Evidemment, on y a droit. Les Smashing Pumpkins n’avait pourtant pas fait grand chose dans les règles depuis le début de leur carrière : un album très seventies en 1991, un double album magnifiquement indigeste en 1995, un disque new wave-indus ou quelque chose comme ça en 1998, une B.O. de David Lynch (Lost highway) et un album entier téléchargeable gratuitement sur le net fin 2000 … Mais voilà, les lois commerciales sont et restent les plus fortes. Les Pumpkins, si droits et dignes de nature, nous sortent quand même leur Greatest hits, avec au moins la pudeur et la lucidité de le sous-titrer Rotten apples. Parmi tout ce consensus vient tout de même se glisser une bonne nouvelle, et pas des moindres, ce « best of » des Smashing Pumpkins est l’exemple même de ce genre d’exercice très réussi. On a là à faire à un double CD d’une qualité rare. Découpé de manière chronologique -et finalement ce n’est pas si bête-, ce Greatest hits : Rotten apples nous rappelle ce que fut le groupe de Chicago. A savoir un groupe intelligent et à l’ascension assez progressive, digne de respect. Le premier disque retrace donc la période qui va de Gish (1991) à Machina : The Machines of God (2001) avec tout ce que cela comporte de grands morceaux (Cherub rock, Today, Disarm, 1979, Everlasting gaze). Rien de particulier sur ce premier CD, il se contente (et que pourrait-il faire d’autre ?) de balancer les hymnes rock qui constituèrent la popularité du groupe, à noter tout de même l’absence incompréhensible de I am one, single paru en 1991 qui avait véritablement lancé le groupe. Mystère …

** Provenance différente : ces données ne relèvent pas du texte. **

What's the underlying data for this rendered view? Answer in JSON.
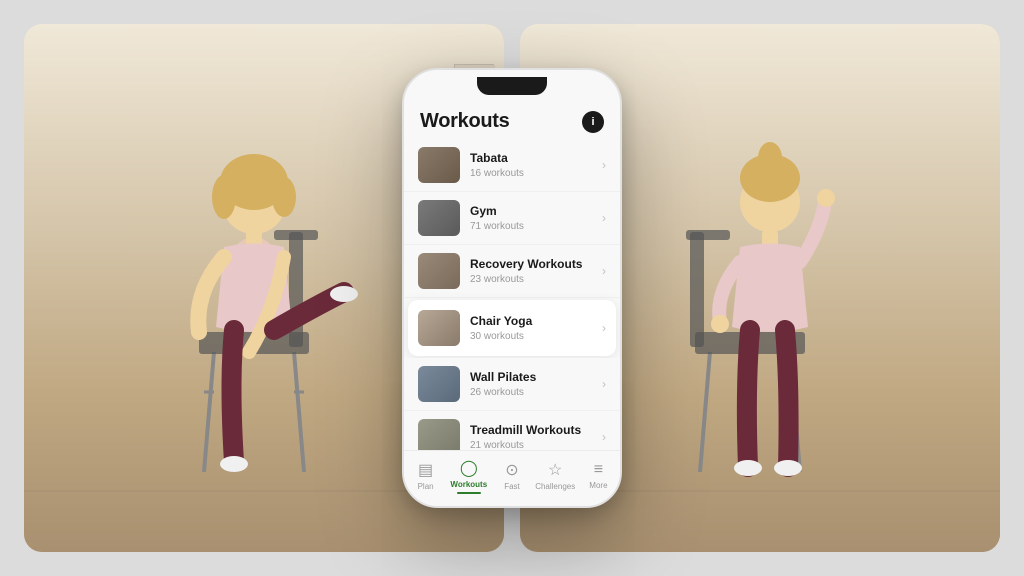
{
  "scene": {
    "background_color": "#dcdcdc"
  },
  "phone": {
    "header": {
      "title": "Workouts",
      "icon_label": "i"
    },
    "workouts": [
      {
        "id": "tabata",
        "name": "Tabata",
        "count": "16 workouts",
        "active": false,
        "thumb_class": "thumb-tabata"
      },
      {
        "id": "gym",
        "name": "Gym",
        "count": "71 workouts",
        "active": false,
        "thumb_class": "thumb-gym"
      },
      {
        "id": "recovery",
        "name": "Recovery Workouts",
        "count": "23 workouts",
        "active": false,
        "thumb_class": "thumb-recovery"
      },
      {
        "id": "chairyoga",
        "name": "Chair Yoga",
        "count": "30 workouts",
        "active": true,
        "thumb_class": "thumb-chairyoga"
      },
      {
        "id": "wallpilates",
        "name": "Wall Pilates",
        "count": "26 workouts",
        "active": false,
        "thumb_class": "thumb-wallpilates"
      },
      {
        "id": "treadmill",
        "name": "Treadmill Workouts",
        "count": "21 workouts",
        "active": false,
        "thumb_class": "thumb-treadmill"
      }
    ],
    "bottom_nav": [
      {
        "id": "plan",
        "label": "Plan",
        "icon": "📋",
        "active": false
      },
      {
        "id": "workouts",
        "label": "Workouts",
        "icon": "🏃",
        "active": true
      },
      {
        "id": "fast",
        "label": "Fast",
        "icon": "⏱",
        "active": false
      },
      {
        "id": "challenges",
        "label": "Challenges",
        "icon": "🏆",
        "active": false
      },
      {
        "id": "more",
        "label": "More",
        "icon": "☰",
        "active": false
      }
    ]
  }
}
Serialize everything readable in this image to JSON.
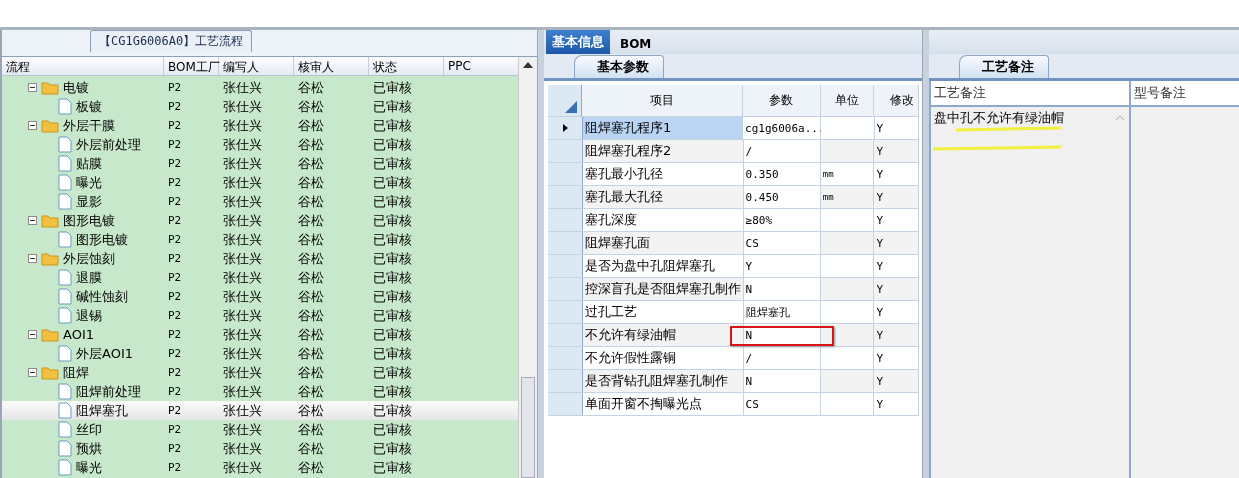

Le deuxième disque (disponible uniquement en édition limitée et sous titré Judas O) recèle lui quelques surprises, d’ailleurs quasiment toutes bonnes. Il s’agit en effet de morceaux qui furent les faces B des singles du groupe, toujours répertoriés de manière chronologique et dévoilant une face plus sombre et moins connue des Smashing Pumpkins. Comment définir et prénommer cette « face sombre »? On sait que Billy Corgan ne voulait plus faire de rock, qu’il ne voulait pas « tomber » dans la musique électronique et que le jazz ou la soul ne sont pas spécialement sa tasse de thé … On sait aussi que Corgan voulait inventer un nouveau genre musical, et bien on trouve une once de ce projet ambitieux à l’intérieur de cette deuxième partie de Greatest hits, partie qui n’a d’ailleurs rien d’un greatest hits puisque les chansons sont quasiment toutes inconnues du public moyen. Ca donne des morceaux assez expérimentaux, entre pop folk et ambiance Lynchienne charpentée de sons électroniques qui rappelle le rock indus …bref, on se gardera d’étiqueter vainement ce deuxième CD tant tout ceci s’avère complexe et mérite réellement d’être écouté… On y trouve aussi des chansons plus conventionnelles et absolument magnifiques : My mistake pour ne citer que celle-ci. La pochette en noir et blanc arbore une photo du groupe qui doit dater d’environ 1990-1991… apparemment les Smashing Pumpkins ne se sont pas remis de leur passé. Billy Corgan parviendra-t-il à construire son avenir en solo ? On lui fait confiance, presque aveuglément.